News reports said several people died when a bridge under construction across the Irrawaddy River collapsed east of Shwebo. The bridge linked the town of Sintku, 40 miles north of Mandalay on the east bank of the Irrawaddy, with Kyaukmyaung on the west bank.

The website of Weekly Eleven magazine said four people were killed and 25 injured when the bridge, which was 80 percent finished, fell. The local government announced a toll of two dead and 16 injured. All of the victims appeared to be workers.

However, a Shwebo police officer, also speaking on condition of anonymity, said just one person was confirmed dead from the bridge’s collapse, while five were still unaccounted for.

Weekly Eleven also said two monasteries in Kyaukmyaung collapsed, killing two people.

“This is the worst earthquake I felt in my entire life,” said Soe Soe, a 52-year-old Shwebo resident.

She said the huge concrete gate of a local monastery collapsed and several sculptures from another pagoda in the town were damaged.

Other damage was reported in Mogok, a major gemmining area just east of the quake’s epicenter.

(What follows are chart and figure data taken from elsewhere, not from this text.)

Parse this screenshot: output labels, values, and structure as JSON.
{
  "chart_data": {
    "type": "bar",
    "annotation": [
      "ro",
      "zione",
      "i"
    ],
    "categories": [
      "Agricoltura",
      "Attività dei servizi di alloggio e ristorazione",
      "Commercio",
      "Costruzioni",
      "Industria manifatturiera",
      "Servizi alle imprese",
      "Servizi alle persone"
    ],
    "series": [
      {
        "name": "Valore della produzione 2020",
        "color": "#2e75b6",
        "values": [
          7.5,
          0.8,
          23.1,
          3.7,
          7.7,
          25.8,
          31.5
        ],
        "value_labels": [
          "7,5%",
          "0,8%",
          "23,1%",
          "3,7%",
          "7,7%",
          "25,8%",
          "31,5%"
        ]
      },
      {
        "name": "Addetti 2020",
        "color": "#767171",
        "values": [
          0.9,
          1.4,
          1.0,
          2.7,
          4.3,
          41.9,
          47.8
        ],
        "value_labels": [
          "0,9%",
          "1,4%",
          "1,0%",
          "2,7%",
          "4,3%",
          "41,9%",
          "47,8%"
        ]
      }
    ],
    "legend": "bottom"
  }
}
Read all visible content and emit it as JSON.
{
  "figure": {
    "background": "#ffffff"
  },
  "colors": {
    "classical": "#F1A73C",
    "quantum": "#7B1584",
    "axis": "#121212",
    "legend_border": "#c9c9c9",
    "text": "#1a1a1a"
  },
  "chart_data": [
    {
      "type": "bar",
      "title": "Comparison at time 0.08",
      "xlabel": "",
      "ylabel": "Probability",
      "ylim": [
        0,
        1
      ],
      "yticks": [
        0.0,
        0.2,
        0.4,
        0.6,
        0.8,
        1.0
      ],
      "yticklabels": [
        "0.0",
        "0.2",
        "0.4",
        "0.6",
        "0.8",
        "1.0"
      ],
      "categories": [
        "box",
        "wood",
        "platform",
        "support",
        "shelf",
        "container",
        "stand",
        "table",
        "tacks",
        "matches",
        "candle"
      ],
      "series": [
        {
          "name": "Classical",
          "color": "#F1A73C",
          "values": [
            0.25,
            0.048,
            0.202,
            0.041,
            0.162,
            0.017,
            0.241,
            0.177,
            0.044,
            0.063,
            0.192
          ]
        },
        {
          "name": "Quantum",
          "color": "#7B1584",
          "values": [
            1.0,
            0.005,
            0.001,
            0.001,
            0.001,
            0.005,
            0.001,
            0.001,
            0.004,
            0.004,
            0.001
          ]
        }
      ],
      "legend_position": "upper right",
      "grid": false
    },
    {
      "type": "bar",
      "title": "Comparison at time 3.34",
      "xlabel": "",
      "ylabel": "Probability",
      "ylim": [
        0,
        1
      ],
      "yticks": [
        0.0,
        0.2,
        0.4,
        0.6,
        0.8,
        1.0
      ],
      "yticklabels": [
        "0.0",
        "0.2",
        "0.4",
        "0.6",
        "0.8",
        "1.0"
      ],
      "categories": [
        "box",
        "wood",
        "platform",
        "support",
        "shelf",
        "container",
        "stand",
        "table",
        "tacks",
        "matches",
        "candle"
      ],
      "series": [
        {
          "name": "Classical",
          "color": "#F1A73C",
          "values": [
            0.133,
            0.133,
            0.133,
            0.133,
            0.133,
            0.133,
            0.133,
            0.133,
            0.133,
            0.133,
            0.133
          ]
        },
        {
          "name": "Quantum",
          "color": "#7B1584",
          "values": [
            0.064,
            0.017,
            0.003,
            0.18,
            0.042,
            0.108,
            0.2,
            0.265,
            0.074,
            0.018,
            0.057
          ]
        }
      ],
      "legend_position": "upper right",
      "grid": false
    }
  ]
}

Temples were damaged there, as were some abandoned mines.

“Landslides occurred at some old ruby mines, but there were no casualties because these are old mines,” Sein Win, a Mogok resident, said by phone.

State television reported that more than a dozen pagodas and stupas in five townships were damaged, and many of them had their so-called “umbrellas” atop the dome-shaped structures crash down.

The uppermost parts of the domes usually contain encased relics of the Buddha and small Buddha images, and sometimes jewels. Damage to them is taken as a bad omen.

State television also reported that the tremors shifted the Mingun Bell, which people in Burma claim is the world’s largest functioning bell, off its base. The nearly 12-foothigh bell, which weighs in at 200,000 pounds, was installed in 1810 and is a popular tourist attraction at a pagoda outside Mandalay.

Burma is often called Myanmar, a name that ruling military authorities adopted in 1989. Regime opponents have refused to adopt the name change, as have the U.S. and Britain.

The quake happened in a region frequently hit by small temblors that usually cause little damage. Burma suffered a quake of similar size in March last year near the northeastern border town of Tachileik. Last year’s 6.8 magnitude quake killed 74 people and injured 111.